The first reason the US is holding off on the new card system is the cost. The new technology comes along with a hefty price tag and companies are still doing the numbers in terms of ROI. The UK version is pricey, but they believe that the technology is worth the investment due to its added security features.
The cost of security
The main reason the UK developers worked with the new chip and PIN system for credit cards was to thwart criminals and credit card fraud. The magnetic strip of old cards is able to be duplicated. Criminals already have mock readers that they attach to various ATM machines that copy cards and note PIN numbers. When the criminal collects their readers, they can retrieve information and get directly into a consumer’s attached bank account. The chip and PIN system aims to make it much more difficult for thieves to attack information.

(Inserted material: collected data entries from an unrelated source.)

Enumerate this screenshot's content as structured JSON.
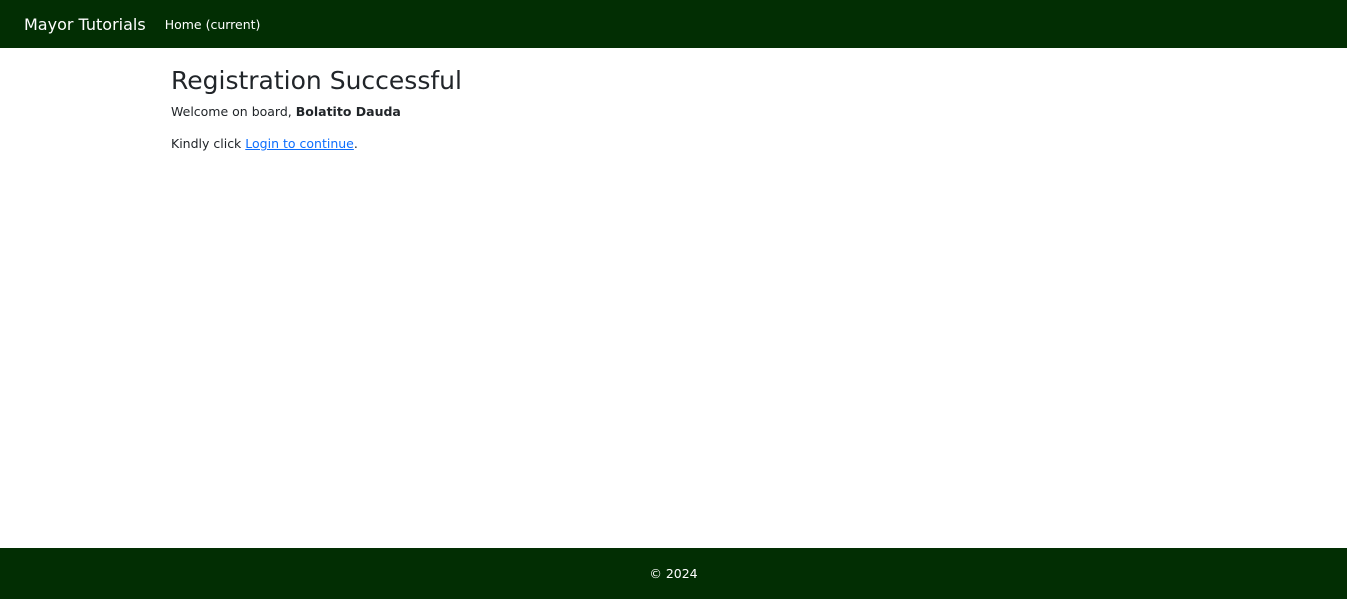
{
  "navbar": {
    "brand": "Mayor Tutorials",
    "home_link": "Home (current)",
    "background": "#022e03"
  },
  "main": {
    "title": "Registration Successful",
    "welcome_prefix": "Welcome on board, ",
    "user_name": "Bolatito Dauda",
    "kindly_prefix": "Kindly click ",
    "login_link": "Login to continue",
    "kindly_suffix": "."
  },
  "footer": {
    "copyright": "© 2024"
  },
  "colors": {
    "brand_green": "#022e03",
    "link_blue": "#0d6efd",
    "text": "#212529"
  }
}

It’s difficult (if not impossible) to duplicate the chip inside the new UK cards and without the PIN, there is no way to gain access to the account. The UK reported a decline in losses from credit card fraud by 218.8 million pounds in 2004 to 98.5 million pounds in 2009.
The current security system
The current method of checking out a customer includes swiping the magnetic strip on a card and then asking the customer to sign the electronic box at the check-out stand. Though retail outlets are supposed to ask for identification when any credit purchase is made over $25, studies have shown that rarely do they. Instead, they rely on a customer having a card-any card. That opens the door for fraud and theft that the new UK card developers claim they can stop.

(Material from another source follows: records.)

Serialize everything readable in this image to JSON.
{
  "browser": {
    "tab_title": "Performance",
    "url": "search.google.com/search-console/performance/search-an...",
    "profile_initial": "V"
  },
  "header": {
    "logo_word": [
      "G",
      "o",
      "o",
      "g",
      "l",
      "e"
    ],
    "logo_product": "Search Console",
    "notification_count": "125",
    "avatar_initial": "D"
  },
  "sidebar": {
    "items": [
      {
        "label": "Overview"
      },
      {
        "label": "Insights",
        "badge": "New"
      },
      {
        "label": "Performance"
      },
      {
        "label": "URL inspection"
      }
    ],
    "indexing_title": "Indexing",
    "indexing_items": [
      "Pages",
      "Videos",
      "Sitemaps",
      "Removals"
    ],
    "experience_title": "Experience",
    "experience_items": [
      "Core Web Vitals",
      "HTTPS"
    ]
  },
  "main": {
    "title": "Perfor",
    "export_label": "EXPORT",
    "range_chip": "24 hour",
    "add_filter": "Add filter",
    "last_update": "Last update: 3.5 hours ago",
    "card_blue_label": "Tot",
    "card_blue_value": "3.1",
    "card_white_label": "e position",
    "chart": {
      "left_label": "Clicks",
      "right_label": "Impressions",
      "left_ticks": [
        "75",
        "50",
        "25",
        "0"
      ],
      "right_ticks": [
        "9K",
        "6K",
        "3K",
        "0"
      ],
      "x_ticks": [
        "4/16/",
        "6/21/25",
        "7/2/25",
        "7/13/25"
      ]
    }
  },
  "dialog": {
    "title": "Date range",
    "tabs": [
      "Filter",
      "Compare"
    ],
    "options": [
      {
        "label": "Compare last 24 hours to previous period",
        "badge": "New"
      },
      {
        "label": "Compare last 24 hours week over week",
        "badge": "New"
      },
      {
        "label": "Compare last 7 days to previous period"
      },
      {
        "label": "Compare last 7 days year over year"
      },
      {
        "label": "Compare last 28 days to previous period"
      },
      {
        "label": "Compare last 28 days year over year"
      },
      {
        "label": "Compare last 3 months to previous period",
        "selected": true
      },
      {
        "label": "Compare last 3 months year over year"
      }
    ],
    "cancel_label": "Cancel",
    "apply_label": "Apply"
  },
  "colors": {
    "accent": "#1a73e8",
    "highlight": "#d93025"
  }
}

Managing cash now for consumers and retailers is a top priority. Financial institutions are being courted for the new system because it cuts down on the amount of cash receipts. That means smaller processing costs for banks and retailers, and faster transactions. Faster transactions mean more purchases can be managed throughout a work day and that means more money for the business.
Currently banks are liable for purchases that are made fraudulently. If the customer can prove that they didn’t make a purchase, they can contact their credit card company and let them investigate. With the chip and PIN system, there is no longer a need for the liability to rest with the financial institution. The customer will be liable for any charge because that means the PIN was given out to the purchaser. Banks can claim that customers were negligent in protecting their PIN number and that alone makes them responsible for the charge.
The future of credit cards
Watching cash now is more important than ever as the economy is recovering from the recession. US financial institutions and retail outlets are still contemplating the change to the chip and PIN system of credit cards. Only time will tell if they make the investment to change their ways of operating.